"Eco-goats" eat their way through Congressional Cemetery, removing vegetation and invasive species without the use of pesticides. (2013 Photo by Fritz Hahn/The Washington Post)

The world's most adorable lawn mowers are coming back to Southeast Washington.

Historic Congressional Cemetery, which employed a herd of goats to remove poison ivy, honeysuckle and other vines from an acre of woods in August 2013, announced today that 30 goats would arrive on August 6 to eat their way through a different acre of land. "It's a very similar area," says cemetery program director Lauren Maloy. "There's a lot more for them to focus on – a lot of invasive species, like poison ivy and kudzu, that are threatening the trees."

The goats, which come from Prosperity Farms in southern Maryland, "might be here for up to a couple of weeks," Maloy says, depending on how quickly they devour the plants in the designated area, which is located at the eastern end of the 207-year-old cemetery.

Goats proved to be a popular attraction last time, with parents bringing their children to watch the animals work. (They even had their own hashtag: #goatmower.) Maloy expects a similar response this time, and is even talking about planning some special events, including a happy hour, to coincide with the goats' visit.
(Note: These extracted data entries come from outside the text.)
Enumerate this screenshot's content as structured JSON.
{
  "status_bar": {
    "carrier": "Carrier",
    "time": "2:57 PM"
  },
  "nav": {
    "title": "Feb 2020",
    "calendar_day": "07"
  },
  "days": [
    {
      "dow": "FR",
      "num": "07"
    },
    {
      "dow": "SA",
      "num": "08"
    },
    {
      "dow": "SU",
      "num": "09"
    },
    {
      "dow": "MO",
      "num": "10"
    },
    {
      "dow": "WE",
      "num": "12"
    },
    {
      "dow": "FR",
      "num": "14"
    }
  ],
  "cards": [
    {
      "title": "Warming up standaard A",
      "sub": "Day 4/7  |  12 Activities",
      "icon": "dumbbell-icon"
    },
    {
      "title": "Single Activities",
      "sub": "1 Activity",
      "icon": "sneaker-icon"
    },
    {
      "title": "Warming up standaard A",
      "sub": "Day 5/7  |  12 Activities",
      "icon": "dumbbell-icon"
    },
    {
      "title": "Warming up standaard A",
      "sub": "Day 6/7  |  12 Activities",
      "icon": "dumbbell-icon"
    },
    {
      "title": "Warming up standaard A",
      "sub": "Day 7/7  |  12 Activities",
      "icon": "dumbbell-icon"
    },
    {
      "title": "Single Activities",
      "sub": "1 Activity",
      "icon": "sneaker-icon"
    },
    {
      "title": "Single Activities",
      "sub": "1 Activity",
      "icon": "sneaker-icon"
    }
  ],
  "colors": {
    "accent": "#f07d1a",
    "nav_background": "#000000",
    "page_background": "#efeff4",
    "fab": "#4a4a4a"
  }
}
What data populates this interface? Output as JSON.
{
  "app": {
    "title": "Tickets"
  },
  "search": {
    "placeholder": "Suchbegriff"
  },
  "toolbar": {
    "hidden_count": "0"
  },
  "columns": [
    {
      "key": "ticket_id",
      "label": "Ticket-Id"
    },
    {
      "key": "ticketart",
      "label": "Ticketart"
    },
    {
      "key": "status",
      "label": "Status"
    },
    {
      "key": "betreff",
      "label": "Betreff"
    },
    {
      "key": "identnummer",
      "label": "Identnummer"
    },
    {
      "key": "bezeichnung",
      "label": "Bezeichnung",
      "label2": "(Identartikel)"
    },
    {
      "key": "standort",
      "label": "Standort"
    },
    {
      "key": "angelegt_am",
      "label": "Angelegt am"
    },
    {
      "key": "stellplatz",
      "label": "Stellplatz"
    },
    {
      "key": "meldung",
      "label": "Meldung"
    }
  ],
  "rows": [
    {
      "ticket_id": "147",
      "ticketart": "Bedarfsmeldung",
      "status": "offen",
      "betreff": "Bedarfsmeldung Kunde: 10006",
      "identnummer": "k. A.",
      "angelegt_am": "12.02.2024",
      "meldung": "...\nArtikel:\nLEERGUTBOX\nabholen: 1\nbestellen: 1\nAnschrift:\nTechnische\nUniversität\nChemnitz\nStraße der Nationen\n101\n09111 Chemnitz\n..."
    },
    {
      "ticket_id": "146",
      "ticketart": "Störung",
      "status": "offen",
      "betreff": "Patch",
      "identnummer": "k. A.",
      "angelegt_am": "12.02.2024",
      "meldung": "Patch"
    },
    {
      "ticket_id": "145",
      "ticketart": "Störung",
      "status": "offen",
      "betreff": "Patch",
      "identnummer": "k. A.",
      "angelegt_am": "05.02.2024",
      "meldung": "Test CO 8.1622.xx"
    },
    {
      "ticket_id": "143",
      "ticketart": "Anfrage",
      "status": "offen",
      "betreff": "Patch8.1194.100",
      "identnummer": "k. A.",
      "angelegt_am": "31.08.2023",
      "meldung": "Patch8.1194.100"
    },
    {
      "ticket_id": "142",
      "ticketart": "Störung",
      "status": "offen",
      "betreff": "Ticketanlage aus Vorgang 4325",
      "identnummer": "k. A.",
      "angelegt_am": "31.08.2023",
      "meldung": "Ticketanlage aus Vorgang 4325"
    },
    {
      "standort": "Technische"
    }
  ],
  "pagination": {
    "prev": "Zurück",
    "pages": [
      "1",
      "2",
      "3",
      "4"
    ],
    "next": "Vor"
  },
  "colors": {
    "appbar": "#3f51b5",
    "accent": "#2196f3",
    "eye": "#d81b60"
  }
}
Admission is free, and the cemetery is open daily from dawn to dusk. After you've checked out the goats, you might want to also take one of the cemetery's free self-guided walking tours, which cover a range of topics from Native American chiefs to Washington brewers.

Congressional Cemetery, 1801 E St. SE. (Entrance on Potomac Avenue SE.) 202-543-0539. www.congressionalcemetery.org.